# Finally arrived



## dcecil (Apr 27, 2018)

Just arrived this morning, can’t wait to fire it up.  Any recommendations on getting it seasoned   Certain types of wood for seasoning or any favorite coatings


----------



## bdskelly (Apr 27, 2018)

Looks great!


----------



## gmc2003 (Apr 27, 2018)

No tips, but that's a fine looking smoker you got there.

Chris


----------



## SonnyE (Apr 27, 2018)

Take that plastic doohicky off the smoke stack before you fire that muther up, Doug.
Happy smoking on that 665 pound bouncing baby.

PS: It looks like Lang puts the thermometer down near the grate where the meat sizzles. Smart.
Right, wrong, or otherwise, I like to break in with the same fuel I intend to use.
For my MES 30, Hickory.
For the Char-Broil the kids gave me, Natural Gas. :confused: No... not that kind of natural gas. Piped Natural Gas. ;)


----------



## dcecil (Apr 27, 2018)

Thanks guys, really lookin forward to my first cook, which will be tomorrow by the way lol


----------



## 73saint (Apr 27, 2018)

Awesome!  Glad it finally arrived.  I spoke to Ben earlier in the week (ordered some of their new rubs and sauces).  Anyway, the accident involving your first Lang came up; Ben echoed what you mentioned in an earlier post, adding that the driver was lucky to be alive.  HAd it not been for the fact that his is/was a new model vehicle with airbags surrounding the cab, he may not have been so lucky!  

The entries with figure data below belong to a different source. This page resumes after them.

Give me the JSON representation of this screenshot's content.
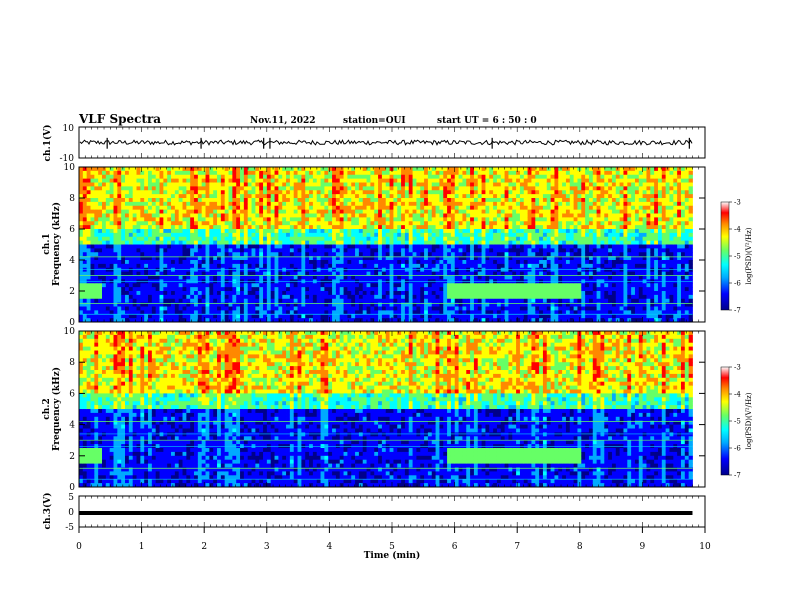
{
  "header": {
    "title": "VLF Spectra",
    "date": "Nov.11, 2022",
    "station": "station=OUI",
    "start": "start UT =  6 : 50 : 0"
  },
  "colors": {
    "spectrum_scale": [
      "#00008a",
      "#0000ff",
      "#00aaff",
      "#00ffff",
      "#66ff66",
      "#ffff00",
      "#ff8800",
      "#ff0000",
      "#ffffff"
    ],
    "waveform": "#000000"
  },
  "chart_data": [
    {
      "type": "line",
      "name_key": "ch1-waveform",
      "ylabel": "ch.1(V)",
      "ylim": [
        -10,
        10
      ],
      "yticks": [
        "10",
        "-10"
      ],
      "xlim": [
        0,
        10
      ],
      "baseline": 0,
      "amplitude_typical": 1.5,
      "spikes_min": [
        0.45,
        1.95,
        2.95,
        3.05,
        6.6,
        9.75
      ]
    },
    {
      "type": "heatmap",
      "name_key": "ch1-spectrogram",
      "ylabel": "Frequency (kHz)",
      "channel_label": "ch.1",
      "ylim": [
        0,
        10
      ],
      "yticks": [
        "0",
        "2",
        "4",
        "6",
        "8",
        "10"
      ],
      "xlim": [
        0,
        9.8
      ],
      "colorbar": {
        "label": "log(PSD)(V²/Hz)",
        "range": [
          -7,
          -3
        ],
        "ticks": [
          "-3",
          "-4",
          "-5",
          "-6",
          "-7"
        ]
      },
      "whistler_band": {
        "start_min": 5.9,
        "end_min": 8.0,
        "freq_khz": 2.0
      },
      "sferic_band_khz": [
        6,
        10
      ]
    },
    {
      "type": "heatmap",
      "name_key": "ch2-spectrogram",
      "ylabel": "Frequency (kHz)",
      "channel_label": "ch.2",
      "ylim": [
        0,
        10
      ],
      "yticks": [
        "0",
        "2",
        "4",
        "6",
        "8",
        "10"
      ],
      "xlim": [
        0,
        9.8
      ],
      "colorbar": {
        "label": "log(PSD)(V²/Hz)",
        "range": [
          -7,
          -3
        ],
        "ticks": [
          "-3",
          "-4",
          "-5",
          "-6",
          "-7"
        ]
      },
      "whistler_band": {
        "start_min": 5.9,
        "end_min": 8.0,
        "freq_khz": 2.0
      },
      "sferic_band_khz": [
        6,
        10
      ]
    },
    {
      "type": "line",
      "name_key": "ch3-waveform",
      "ylabel": "ch.3(V)",
      "ylim": [
        -5,
        5
      ],
      "yticks": [
        "5",
        "0",
        "-5"
      ],
      "xlim": [
        0,
        9.8
      ],
      "constant_value": -0.5
    }
  ],
  "xaxis": {
    "label": "Time (min)",
    "ticks": [
      "0",
      "1",
      "2",
      "3",
      "4",
      "5",
      "6",
      "7",
      "8",
      "9",
      "10"
    ],
    "range": [
      0,
      10
    ]
  }
}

Your new Lang is a beauty.  Enjoy, don't hesitate to ask if you have any questions.  Just use a good cooking wood to season it and you will be on your way!  Enjoy that sizzle!!


----------



## dcecil (Apr 27, 2018)

73saint said:


> Awesome!  Glad it finally arrived.  I spoke to Ben earlier in the week (ordered some of their new rubs and sauces).  Anyway, the accident involving your first Lang came up; Ben echoed what you mentioned in an earlier post, adding that the driver was lucky to be alive.  HAd it not been for the fact that his is/was a new model vehicle with airbags surrounding the cab, he may not have been so lucky!
> 
> Your new Lang is a beauty.  Enjoy, don't hesitate to ask if you have any questions.  Just use a good cooking wood to season it and you will be on your way!  Enjoy that sizzle!!

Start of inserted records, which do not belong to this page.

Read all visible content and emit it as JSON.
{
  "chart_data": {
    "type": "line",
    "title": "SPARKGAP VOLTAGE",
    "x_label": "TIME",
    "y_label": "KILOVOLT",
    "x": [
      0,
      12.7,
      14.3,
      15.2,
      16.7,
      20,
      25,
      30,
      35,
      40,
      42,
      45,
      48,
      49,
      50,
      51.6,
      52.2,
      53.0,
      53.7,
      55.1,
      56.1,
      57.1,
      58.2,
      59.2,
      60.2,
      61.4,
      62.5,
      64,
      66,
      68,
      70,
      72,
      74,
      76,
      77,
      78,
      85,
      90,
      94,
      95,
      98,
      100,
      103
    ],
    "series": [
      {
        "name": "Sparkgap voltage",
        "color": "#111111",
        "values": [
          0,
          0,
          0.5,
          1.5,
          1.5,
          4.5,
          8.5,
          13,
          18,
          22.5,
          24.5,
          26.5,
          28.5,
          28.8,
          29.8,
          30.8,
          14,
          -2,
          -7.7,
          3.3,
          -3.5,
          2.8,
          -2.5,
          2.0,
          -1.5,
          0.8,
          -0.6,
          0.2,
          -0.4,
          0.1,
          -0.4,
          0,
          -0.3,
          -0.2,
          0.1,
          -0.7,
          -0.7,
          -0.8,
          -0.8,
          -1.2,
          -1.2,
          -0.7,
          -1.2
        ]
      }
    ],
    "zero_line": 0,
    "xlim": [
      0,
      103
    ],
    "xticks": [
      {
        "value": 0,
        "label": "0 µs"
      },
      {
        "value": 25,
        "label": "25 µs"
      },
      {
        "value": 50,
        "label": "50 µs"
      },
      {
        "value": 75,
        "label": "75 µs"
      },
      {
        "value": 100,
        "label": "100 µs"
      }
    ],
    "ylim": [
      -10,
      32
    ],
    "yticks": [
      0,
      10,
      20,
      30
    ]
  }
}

What rubs and sauces did you pick up,  I wish I would have ordered some with cooker to save on the shipping.


----------



## 73saint (Apr 27, 2018)

dcecil said:


> What rubs and sauces did you pick up,  I wish I would have ordered some with cooker to save on the shipping.



Lol, I ordered one of everything.  They have two different rubs and two different sauces. 

Also for what it’s worth ben said they would be coming out (finally) with a cover for the 36 patio, by late summer. I already use an xl charbroil cover w bungee cord and it works fine but I’d sure like a custom fitted one.


----------



## dcecil (Apr 27, 2018)

73saint said:


> Lol, I ordered one of everything.  They have two different rubs and two different sauces.
> 
> Also for what it’s worth ben said they would be coming out (finally) with a cover for the 36 patio, by late summer. I already use an xl charbroil cover w bungee cord and it works fine but I’d sure like a custom fitted one.


That’s awesome news about the cover.  That will be a lot better than the two welding blankets and tarp that will be covering mine for now lol.  Let me know what you think of the Lang rubs and sauce.  I’ll hold off on buying them until I see how you like them.


----------



## goldendogs (Apr 27, 2018)

let's fire that puppy up,so we can see the the results. I'm hungry


----------



## dcecil (Apr 27, 2018)

goldendogs said:


> let's fire that puppy up,so we can see the the results. I'm hungry


Soon as I’m off work, that’s happenin


----------



## Bearcarver (Apr 27, 2018)

Don't use that fence---It's not a Hardwood!!

Congrats on the Fine Smoker!!!:)

Bear


----------



## bdskelly (Apr 27, 2018)

Burn baby burn. B


----------



## BKING! (Apr 27, 2018)

I live the look and overall function of the Lang’s. Nice looking smoker!


----------



## Smoke23 (Apr 27, 2018)

Congrats on your new smoker! You’ll be making a lot of great smokey goodness on that.


----------



## SmokinAl (Apr 28, 2018)

Congrats on the new Lang!
Boy am I glad to hear that they are finally going to make a cover.
I've been using a charbroil cover, but they only last about 1 year.
I have 2 new ones sitting here when the one on the Lang wears out.
Al


----------



## 73saint (Apr 28, 2018)

SmokinAl said:


> Congrats on the new Lang!
> Boy am I glad to hear that they are finally going to make a cover.
> I've been using a charbroil cover, but they only last about 1 year.
> I have 2 new ones sitting here when the one on the Lang wears out.
> Al


That’s too funny I do the exact same thing. $29 at academy and the sun usually rots it within 12-14 months!


----------



## flatbroke (May 10, 2018)

Looks awesome.  I cant wait for mine to come in.  How did the first smoke turn out?


----------



## dcecil (May 10, 2018)

I absolutely love it.  Your gonna love your Lang.  Which one did you order


----------



## flatbroke (May 10, 2018)

dcecil said:


> I absolutely love it.  Your gonna love your Lang.  Which one did you order


I ended up with the 48 patio with fixed prep area like yours, wagon cart and stainless racks.


----------



## dcecil (May 10, 2018)

flatbroke said:


> I ended up with the 48 patio with fixed prep area like yours, wagon cart and stainless racks.


Great choice, if your like me you probably watched all of Lang’s you tube videos on how to use it.    I did some ribs and chicken wings on it last weekend.  Turned out pretty good.  You. Can see the thread under the pork section.


----------



## flatbroke (May 10, 2018)

dcecil said:


> Great choice, if your like me you probably watched all of Lang’s you tube videos on how to use it.    I did some ribs and chicken wings on it last weekend.  Turned out pretty good.  You. Can see the thread under the pork section.


Yes I did and still search for more on web. Will look your thread up.


----------